Seattle Times staff reporter
"Redbelt," with Chiwetel Ejiofor, Alice Braga, Emily Mortimer, Tim Allen, Joe Mantegna. Written and directed by David Mamet. 99 minutes. Rated R for strong language. Several theaters.
What would happen if a serious, distinctive director hauled off and made a martial-arts movie? Say, if Stanley Kubrick had made a film with Bruce Lee, or if Woody Allen ... all right, not Woody Allen.
David Mamet's take on the trendy new world of mixed martial arts is a gem not quite like anything I've seen before — a smart, absorbing, anti-Hollywood, hypermacho look at what it is to be a true martial artist and a man.
Perfect in a much-deserved leading role, Chiwetel Ejiofor ("Children of Men," "Serenity") is Mike Terry, a teacher of Brazilian jujitsu in seedy West Los Angeles whose wife (Alice Braga) hectors him for being too "pure" to compete in prizefights.

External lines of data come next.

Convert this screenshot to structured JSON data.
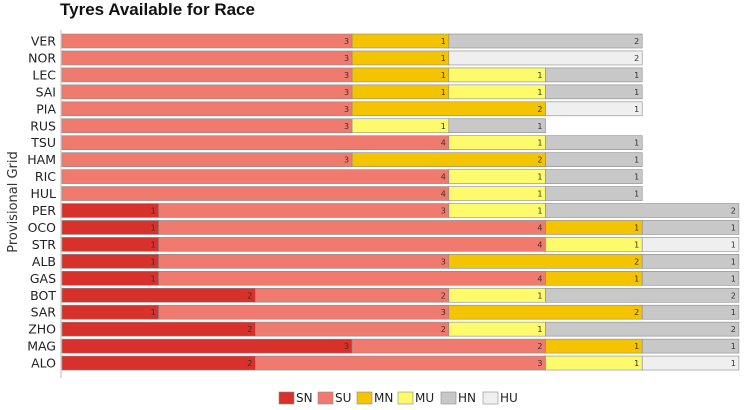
{
  "chart_data": {
    "type": "bar",
    "orientation": "horizontal",
    "stacked": true,
    "title": "Tyres Available for Race",
    "ylabel": "Provisional Grid",
    "xlabel": "",
    "xlim": [
      0,
      7
    ],
    "grid": false,
    "legend_position": "bottom",
    "categories": [
      "VER",
      "NOR",
      "LEC",
      "SAI",
      "PIA",
      "RUS",
      "TSU",
      "HAM",
      "RIC",
      "HUL",
      "PER",
      "OCO",
      "STR",
      "ALB",
      "GAS",
      "BOT",
      "SAR",
      "ZHO",
      "MAG",
      "ALO"
    ],
    "series": [
      {
        "name": "SN",
        "color": "#d8302a",
        "values": [
          0,
          0,
          0,
          0,
          0,
          0,
          0,
          0,
          0,
          0,
          1,
          1,
          1,
          1,
          1,
          2,
          1,
          2,
          3,
          2
        ]
      },
      {
        "name": "SU",
        "color": "#f07a6e",
        "values": [
          3,
          3,
          3,
          3,
          3,
          3,
          4,
          3,
          4,
          4,
          3,
          4,
          4,
          3,
          4,
          2,
          3,
          2,
          2,
          3
        ]
      },
      {
        "name": "MN",
        "color": "#f5c400",
        "values": [
          1,
          1,
          1,
          1,
          2,
          0,
          0,
          2,
          0,
          0,
          0,
          1,
          0,
          2,
          1,
          0,
          2,
          0,
          1,
          0
        ]
      },
      {
        "name": "MU",
        "color": "#fdfa6b",
        "values": [
          0,
          0,
          1,
          1,
          0,
          1,
          1,
          0,
          1,
          1,
          1,
          0,
          1,
          0,
          0,
          1,
          0,
          1,
          0,
          1
        ]
      },
      {
        "name": "HN",
        "color": "#c8c8c8",
        "values": [
          2,
          0,
          1,
          1,
          0,
          1,
          1,
          1,
          1,
          1,
          2,
          1,
          0,
          1,
          1,
          2,
          1,
          2,
          1,
          0
        ]
      },
      {
        "name": "HU",
        "color": "#efefef",
        "values": [
          0,
          2,
          0,
          0,
          1,
          0,
          0,
          0,
          0,
          0,
          0,
          0,
          1,
          0,
          0,
          0,
          0,
          0,
          0,
          1
        ]
      }
    ]
  }
}
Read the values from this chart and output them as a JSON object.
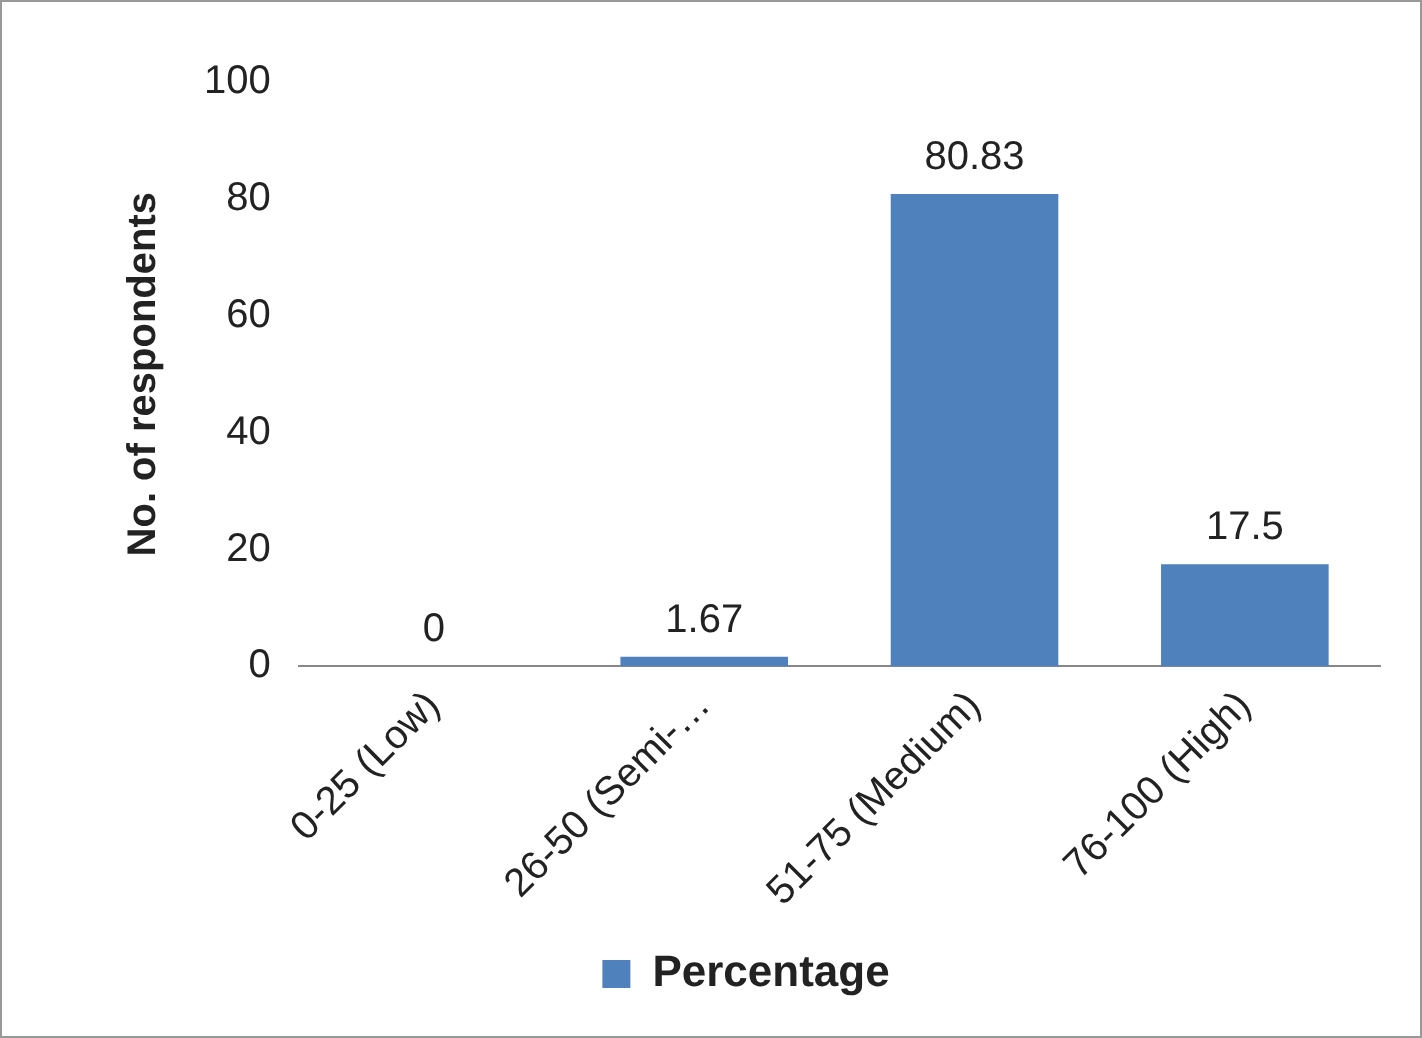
{
  "chart_data": {
    "type": "bar",
    "ylabel": "No. of respondents",
    "categories": [
      "0-25 (Low)",
      "26-50 (Semi-…",
      "51-75 (Medium)",
      "76-100 (High)"
    ],
    "series": [
      {
        "name": "Percentage",
        "color": "#4f81bd",
        "values": [
          0,
          1.67,
          80.83,
          17.5
        ]
      }
    ],
    "ylim": [
      0,
      100
    ],
    "yticks": [
      0,
      20,
      40,
      60,
      80,
      100
    ],
    "grid": false,
    "legend": "bottom",
    "data_labels": true
  }
}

Terry insists that fighting isn't a sport or a game and that treating it as such is weakening. In fact, he doesn't teach people to fight, he says; he teaches them to prevail. It's a samurai code of integrity that's driving them to the poorhouse.
But a chain of events gradually forces Terry toward the ring. A jumpy lawyer (Emily Mortimer) accidentally blasts out the dojo window with the gun of Terry's cop student (Max Martini, from Mamet's TV series, "The Unit"). To preserve the school's honor, the cop lies about it.

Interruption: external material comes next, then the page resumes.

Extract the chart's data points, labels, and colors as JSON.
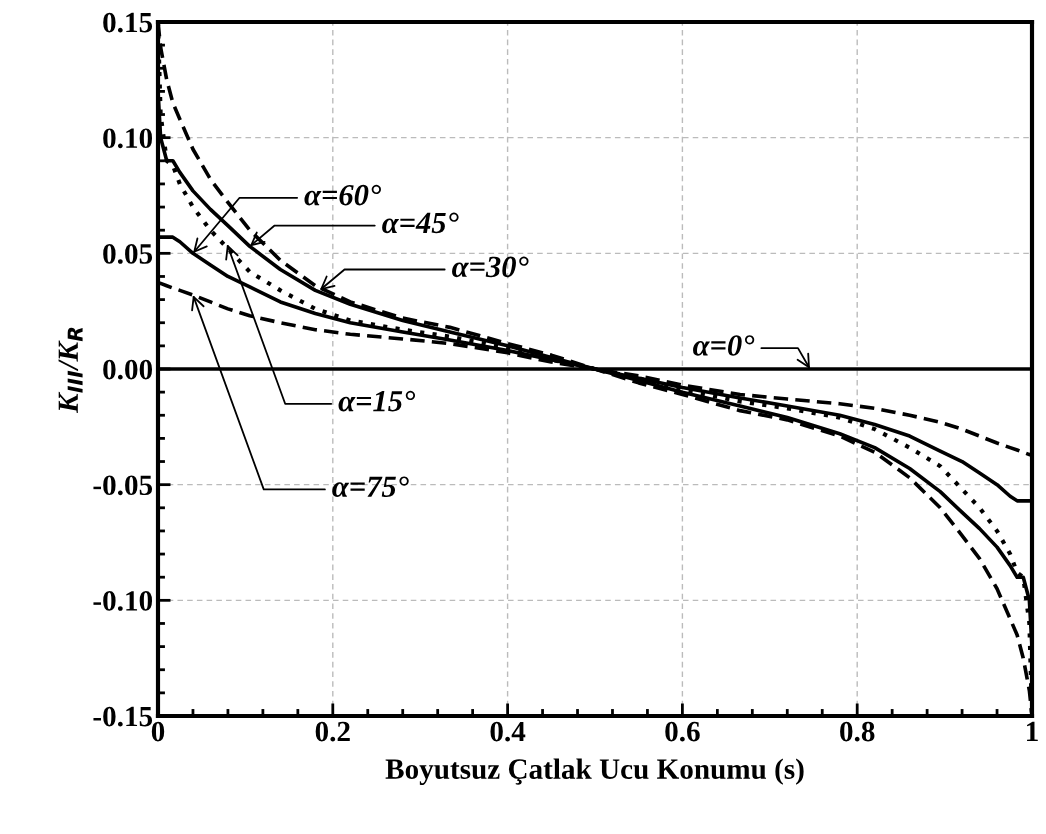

Later, Terry's captured on video expertly flattening a few guys in a bar who try to beat up movie star Chet Frank (a puffy-looking Tim Allen, astonishingly not awful). Frank gives Terry a lavish gift and invites him to be a producer and lend expertise to his new action blockbuster.
Terry allows himself to be seduced into the world of the Hollywood types, who are intrigued with his colored-marble gimmick that adds a new wrinkle to bouts. Mistake. As Terry repeats to the struggling cop during a practice session, "There's always an escape."

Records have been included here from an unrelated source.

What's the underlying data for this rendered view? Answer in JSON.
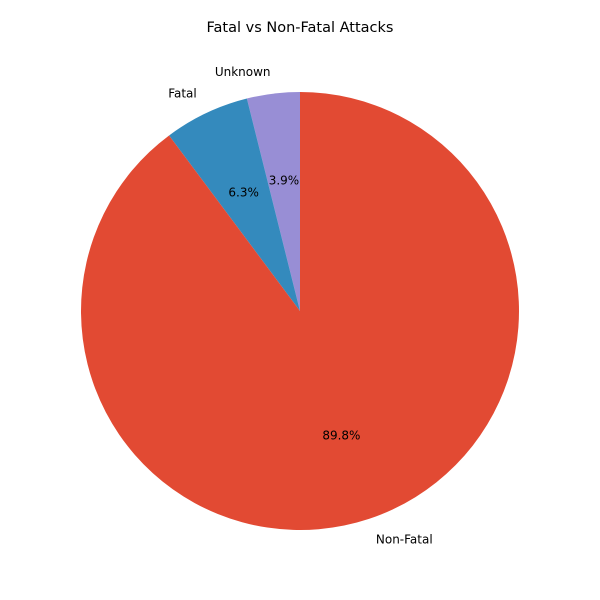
{
  "chart_data": {
    "type": "pie",
    "title": "Fatal vs Non-Fatal Attacks",
    "slices": [
      {
        "label": "Non-Fatal",
        "value": 89.8,
        "pct_label": "89.8%",
        "color": "#E24A33"
      },
      {
        "label": "Fatal",
        "value": 6.3,
        "pct_label": "6.3%",
        "color": "#348ABD"
      },
      {
        "label": "Unknown",
        "value": 3.9,
        "pct_label": "3.9%",
        "color": "#988ED5"
      }
    ],
    "start_angle": "90 (top)",
    "direction": "counterclockwise",
    "legend": "none",
    "grid": false
  }
}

His determination to do the right thing in every situation sinks him further and further into a mire that'll take an epic confrontation — with only his own moral code, and everyone against him — to escape with his honor intact.
Hey, this is really a western.
The climax and the lawyer's gun accident seriously strain credibility, but that's hardly a mortal blow.
As unusual as "Redbelt" is — for sports, chop socky or drama — it bears Mamet's distinguishing traits. Elaborate con job a la "House of Games" and "The Spanish Prisoner"? Check. (Call this "The Brazilian Prisoner.") Rhythmically repetitious and profane dialogue? Check, but seriously toned down. Stock players? Check: Ricky Jay (sleazy fight promoter), Joe Mantegna (sleazy producer), David Paymer (sleazy lawyer) and Rebecca Pidgeon (Mamet's wife, as Frank's wife).
Everyone is corrupt in the world Mamet depicts (or documents), except for the scarce few whose honorable behavior only makes their lives harder. Mamet's statement — that integrity in a culture where everything and everyone has a price is lonely-to-suicidal — isn't subtle, but it's well-illustrated.
The clean and uncluttered stillness of Oscar-winner Robert Elswit's ("There Will Be Blood") photography also recalls — and this is a compliment — some of John Carpenter's early greats. And Mamet subverts all the big action beats that a cheese ball like Michael Bay or Francis Lawrence ("I Am Legend") would pound you over the head with.
I'm just afraid it may go the way of "Spartan," Mamet's outstanding 2004 spy thriller, which fell under the radar because it was too smart for its own good.
Anyway, now maybe Sidney Lumet could make a movie about the brutal world of Muy Thai fighting.